The Perception of Simple Auditory Rhythmic Sequences

The perceptual organization of rhythmic stimuli can be considered to be a paradigm for the perception of structure in time. An experiment is described in which subjects were asked to organize simple auditory rhythmic patterns. These data are presented as distributions of responses within subjects and across subjects. A fine temporal resolution histogram plot of within subject data provides some supporting evidence for a quantum theory for the perception of time. A latent variable structural equation model of Garner's run and gap principle is fit to these data. The hypothesis that the length of time a subject requires to respond to a rhythm influences the perceived structure is tested and it is found that latency to response has a significant but negligible effect on the perceived structure. A second set of predictions is generated from a model based on minimization of redundancy as defined in information theoretic terms, and two models based on these predictions are fit to the data. It is found that one of the information theoretic models provides a much better fit to the experimental data than do the run--gap models. A third set of predictions is generated from an energy transfer calculation and two models based on these predictions are fit to the data.
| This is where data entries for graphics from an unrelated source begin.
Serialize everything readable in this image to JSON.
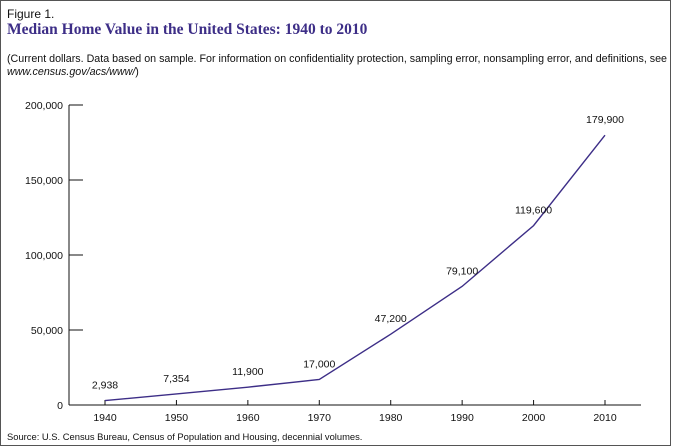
{
  "figure_label": "Figure 1.",
  "header": {
    "title": "Median Home Value in the United States: 1940 to 2010",
    "subtitle": "(Current dollars. Data based on sample. For information on confidentiality protection, sampling error, nonsampling error, and definitions, see ",
    "subtitle_url": "www.census.gov/acs/www/",
    "subtitle_end": ")"
  },
  "source": "Source: U.S. Census Bureau, Census of Population and Housing, decennial volumes.",
  "colors": {
    "title": "#3d2e87",
    "line": "#3d2e87",
    "axis": "#111111"
  },
  "chart_data": {
    "type": "line",
    "title": "Median Home Value in the United States: 1940 to 2010",
    "xlabel": "",
    "ylabel": "",
    "x": [
      1940,
      1950,
      1960,
      1970,
      1980,
      1990,
      2000,
      2010
    ],
    "series": [
      {
        "values": [
          2938,
          7354,
          11900,
          17000,
          47200,
          79100,
          119600,
          179900
        ]
      }
    ],
    "data_labels": [
      "2,938",
      "7,354",
      "11,900",
      "17,000",
      "47,200",
      "79,100",
      "119,600",
      "179,900"
    ],
    "x_ticks": [
      "1940",
      "1950",
      "1960",
      "1970",
      "1980",
      "1990",
      "2000",
      "2010"
    ],
    "y_ticks": [
      {
        "value": 0,
        "label": "0"
      },
      {
        "value": 50000,
        "label": "50,000"
      },
      {
        "value": 100000,
        "label": "100,000"
      },
      {
        "value": 150000,
        "label": "150,000"
      },
      {
        "value": 200000,
        "label": "200,000"
      }
    ],
    "xlim": [
      1940,
      2010
    ],
    "ylim": [
      0,
      200000
    ],
    "grid": false,
    "legend": "none"
  }
}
One of these two models fits the data somewhat better than the run--gap model, but not nearly so well as the entropy model. Model parameters are compared across individuals and within individuals to test whether there is a discernible difference between musically trained and musically untrained individuals. It is found that the estimated prediction parameters from the run--gap model provide a good discriminating function for discerning musicians from non--musicians within the sample.